The Importance of Empathy

May 18, 2014
By Maddiewolf SILVER, Mountain City, Tennessee
Maddiewolf SILVER, Mountain City, Tennessee
6 articles 0 photos 0 comments

“I’m sorry for your loss,” said one of my relatives with tears pouring out of their eyes. I was only six at the time and did not quite understand death and the fact that my great grandma was not coming back. A whole line of family members and friends came up to my mom, my sisters, my dad, my grandparents, and me. Each one with red eyes and wet faces saying the same thing “I’m sorry for your loss.” I only started to realize something was wrong when each person was giving me hugs and wiping their tears as they tried to say those five words. As I saw each of their faces and saw how sad they were I felt something like a rock in my throat and I couldn’t swallow, then I felt something else that was all to familiar, and a tear rolled down my cheek. I began to understand that something was wrong and as I walked up to the casket where my great grandma laid with tears rolling down my cheeks as I said my last goodbye. That was the day that I learned the meaning of empathy.

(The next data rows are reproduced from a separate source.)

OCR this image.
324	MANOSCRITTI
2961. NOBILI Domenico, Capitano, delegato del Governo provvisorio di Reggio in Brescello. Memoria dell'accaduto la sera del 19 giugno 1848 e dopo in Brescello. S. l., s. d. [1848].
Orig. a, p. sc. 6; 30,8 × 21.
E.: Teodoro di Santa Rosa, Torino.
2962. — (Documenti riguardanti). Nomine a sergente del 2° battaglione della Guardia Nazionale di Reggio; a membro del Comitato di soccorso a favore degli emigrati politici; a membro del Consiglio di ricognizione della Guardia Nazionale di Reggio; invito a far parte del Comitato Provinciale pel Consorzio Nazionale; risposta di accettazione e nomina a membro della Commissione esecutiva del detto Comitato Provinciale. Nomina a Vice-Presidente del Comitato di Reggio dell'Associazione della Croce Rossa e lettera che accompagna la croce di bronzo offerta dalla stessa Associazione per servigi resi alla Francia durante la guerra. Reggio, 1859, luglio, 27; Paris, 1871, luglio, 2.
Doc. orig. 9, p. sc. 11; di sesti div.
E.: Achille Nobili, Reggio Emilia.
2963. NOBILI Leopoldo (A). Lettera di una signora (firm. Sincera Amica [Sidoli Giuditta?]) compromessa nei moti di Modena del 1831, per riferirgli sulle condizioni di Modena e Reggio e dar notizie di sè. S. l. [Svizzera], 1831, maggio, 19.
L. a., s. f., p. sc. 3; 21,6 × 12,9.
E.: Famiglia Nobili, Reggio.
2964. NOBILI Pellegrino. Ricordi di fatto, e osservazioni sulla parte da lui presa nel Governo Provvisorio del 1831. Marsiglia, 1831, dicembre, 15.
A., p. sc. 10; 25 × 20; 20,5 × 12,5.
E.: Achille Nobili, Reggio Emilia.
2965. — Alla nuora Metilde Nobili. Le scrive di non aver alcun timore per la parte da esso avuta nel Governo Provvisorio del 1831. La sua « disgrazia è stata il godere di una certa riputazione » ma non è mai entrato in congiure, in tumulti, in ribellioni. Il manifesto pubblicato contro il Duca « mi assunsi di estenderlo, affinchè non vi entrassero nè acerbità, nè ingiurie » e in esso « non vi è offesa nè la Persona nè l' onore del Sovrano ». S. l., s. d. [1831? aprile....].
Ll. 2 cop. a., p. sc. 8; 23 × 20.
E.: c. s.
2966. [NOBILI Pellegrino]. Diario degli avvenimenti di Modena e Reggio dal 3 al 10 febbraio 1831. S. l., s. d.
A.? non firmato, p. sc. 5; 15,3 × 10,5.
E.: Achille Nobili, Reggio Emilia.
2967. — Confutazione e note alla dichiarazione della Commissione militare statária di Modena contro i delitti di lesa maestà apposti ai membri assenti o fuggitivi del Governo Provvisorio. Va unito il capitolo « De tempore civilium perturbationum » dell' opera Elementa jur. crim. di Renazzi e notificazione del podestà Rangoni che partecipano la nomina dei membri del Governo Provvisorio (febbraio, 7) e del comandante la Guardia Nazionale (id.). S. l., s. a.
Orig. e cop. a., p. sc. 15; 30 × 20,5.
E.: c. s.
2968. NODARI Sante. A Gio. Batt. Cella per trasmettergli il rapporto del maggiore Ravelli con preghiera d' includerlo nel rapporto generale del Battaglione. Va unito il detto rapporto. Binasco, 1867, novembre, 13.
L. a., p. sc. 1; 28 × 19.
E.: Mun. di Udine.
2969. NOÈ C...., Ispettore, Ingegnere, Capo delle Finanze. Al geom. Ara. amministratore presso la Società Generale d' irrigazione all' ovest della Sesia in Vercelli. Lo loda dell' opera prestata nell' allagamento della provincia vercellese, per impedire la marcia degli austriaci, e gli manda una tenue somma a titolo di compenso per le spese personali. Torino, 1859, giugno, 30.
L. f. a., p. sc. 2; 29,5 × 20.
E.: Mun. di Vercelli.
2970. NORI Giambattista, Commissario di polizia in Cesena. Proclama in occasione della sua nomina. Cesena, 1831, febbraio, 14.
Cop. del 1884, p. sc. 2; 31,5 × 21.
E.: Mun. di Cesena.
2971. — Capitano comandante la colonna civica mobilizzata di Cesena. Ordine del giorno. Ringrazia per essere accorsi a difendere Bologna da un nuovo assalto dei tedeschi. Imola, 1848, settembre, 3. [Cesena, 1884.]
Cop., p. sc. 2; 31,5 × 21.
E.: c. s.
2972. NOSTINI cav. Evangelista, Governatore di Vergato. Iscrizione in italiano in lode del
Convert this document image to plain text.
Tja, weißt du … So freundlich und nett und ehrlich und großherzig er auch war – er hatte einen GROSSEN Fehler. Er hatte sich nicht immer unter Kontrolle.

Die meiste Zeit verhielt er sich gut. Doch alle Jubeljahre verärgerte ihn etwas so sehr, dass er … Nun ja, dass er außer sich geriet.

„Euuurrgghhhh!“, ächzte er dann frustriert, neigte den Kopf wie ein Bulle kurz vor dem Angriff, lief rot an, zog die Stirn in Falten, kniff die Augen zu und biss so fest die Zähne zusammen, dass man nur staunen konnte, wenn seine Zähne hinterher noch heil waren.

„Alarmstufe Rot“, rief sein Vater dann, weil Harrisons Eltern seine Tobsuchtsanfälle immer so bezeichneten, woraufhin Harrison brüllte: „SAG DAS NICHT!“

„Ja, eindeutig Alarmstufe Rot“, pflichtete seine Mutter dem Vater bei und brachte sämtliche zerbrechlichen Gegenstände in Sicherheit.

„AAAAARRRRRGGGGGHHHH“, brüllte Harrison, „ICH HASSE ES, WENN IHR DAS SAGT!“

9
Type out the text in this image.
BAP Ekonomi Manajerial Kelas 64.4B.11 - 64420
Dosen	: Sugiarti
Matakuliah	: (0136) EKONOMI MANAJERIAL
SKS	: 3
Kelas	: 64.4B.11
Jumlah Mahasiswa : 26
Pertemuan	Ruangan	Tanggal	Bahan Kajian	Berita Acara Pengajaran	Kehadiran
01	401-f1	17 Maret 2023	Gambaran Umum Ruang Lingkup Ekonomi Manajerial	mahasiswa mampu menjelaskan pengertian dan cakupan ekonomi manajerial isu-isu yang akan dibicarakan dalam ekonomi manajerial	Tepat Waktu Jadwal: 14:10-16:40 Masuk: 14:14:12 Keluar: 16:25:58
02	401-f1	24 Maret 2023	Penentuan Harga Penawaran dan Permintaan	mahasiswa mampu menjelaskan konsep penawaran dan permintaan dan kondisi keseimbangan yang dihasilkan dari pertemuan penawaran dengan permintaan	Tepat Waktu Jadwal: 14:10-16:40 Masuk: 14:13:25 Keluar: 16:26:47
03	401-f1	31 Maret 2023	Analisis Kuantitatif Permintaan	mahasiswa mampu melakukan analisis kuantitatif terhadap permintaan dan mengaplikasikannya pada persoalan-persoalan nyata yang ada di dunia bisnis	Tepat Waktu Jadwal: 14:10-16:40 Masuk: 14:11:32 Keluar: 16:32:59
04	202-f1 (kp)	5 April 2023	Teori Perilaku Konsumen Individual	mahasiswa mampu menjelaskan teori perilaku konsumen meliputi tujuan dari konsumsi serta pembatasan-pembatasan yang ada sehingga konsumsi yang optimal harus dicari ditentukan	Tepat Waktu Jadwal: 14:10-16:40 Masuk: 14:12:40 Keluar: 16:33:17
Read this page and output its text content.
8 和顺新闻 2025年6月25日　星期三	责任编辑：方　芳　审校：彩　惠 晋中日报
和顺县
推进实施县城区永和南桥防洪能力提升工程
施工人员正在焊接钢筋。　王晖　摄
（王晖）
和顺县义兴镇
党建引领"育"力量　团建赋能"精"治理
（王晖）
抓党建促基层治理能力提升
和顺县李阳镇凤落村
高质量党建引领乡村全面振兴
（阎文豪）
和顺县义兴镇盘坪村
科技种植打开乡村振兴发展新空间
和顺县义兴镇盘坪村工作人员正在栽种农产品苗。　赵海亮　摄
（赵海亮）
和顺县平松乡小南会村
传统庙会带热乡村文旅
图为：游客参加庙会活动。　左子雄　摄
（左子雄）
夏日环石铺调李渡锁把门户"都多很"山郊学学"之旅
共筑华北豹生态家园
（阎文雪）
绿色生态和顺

The feeling of empathy and to be able to empathize has stuck with me throughout my life. It is a vital emotion that helps me connect with other people on different levels. The ability to empathize with others has opened up many doors for strong relationships and has helped me to become a better person.
I lost my nanny to stomach cancer when I was twelve. It was a traumatizing experience, more so then my great grandmother’s because I was older and much closer to my nanny. My nanny would always complain that her stomach hurt to my older sister and me but I had no idea that there were other types of cancer besides brain and lung cancer so I never said anything to my parents. The day after my twelfth birthday my parents were racing her to the hospital. Weeks passed and she never came home and I wasn’t allowed to visited her in the hospital either because I had a cold. Then one day my family took me to the hospital, jumping with excitement because I thought I would finally get to see her my parents sat me down in the waiting room. Then the doctor took them down a long hallway and into a room. About thirty minutes later they came back out, my mom sat down next to me and put her arm around me. I looked up at her completely confused as a tear rolled down her face. Her lip quivered as she said “Pushpa past away last night”. Before I knew it a waterfall was coming from my eyes and regret raced through my body. Regret that I never said goodbye, regret that I never told my parents of her stomach pain, and regret that I never told her how grateful I was of her and how much I loved her. I felt as if her death was all my fault and that I might as well have been the thing killing her since I never told my parents about her stomach pains. It wasn’t until I met a friend that was able to empathize with the regret I had.
The friend I met also knew something about a loved one but didn’t realize its danger until it was too late. She would talk about how awful she felt once the person passed away and how she felt like it was all her fault. She also explained how her mom felt the same way and together they got through the pain and realized there was nothing they could have done. She explained to me that it wasn’t my fault and that there was nothing I could do. I was able to listen to her and understand because I connected through empathy from her loss and realized that it wasn’t my fault what happened to my nanny. She taught me that I couldn’t live my life with regret like she had done because what’s in the past is in the past and can’t be changed.
I finally realize how powerful an emotion like empathy can be. It can help people through tough times and help them let go of the past. Empathy connects millions of people together and causes strong lasting relationships.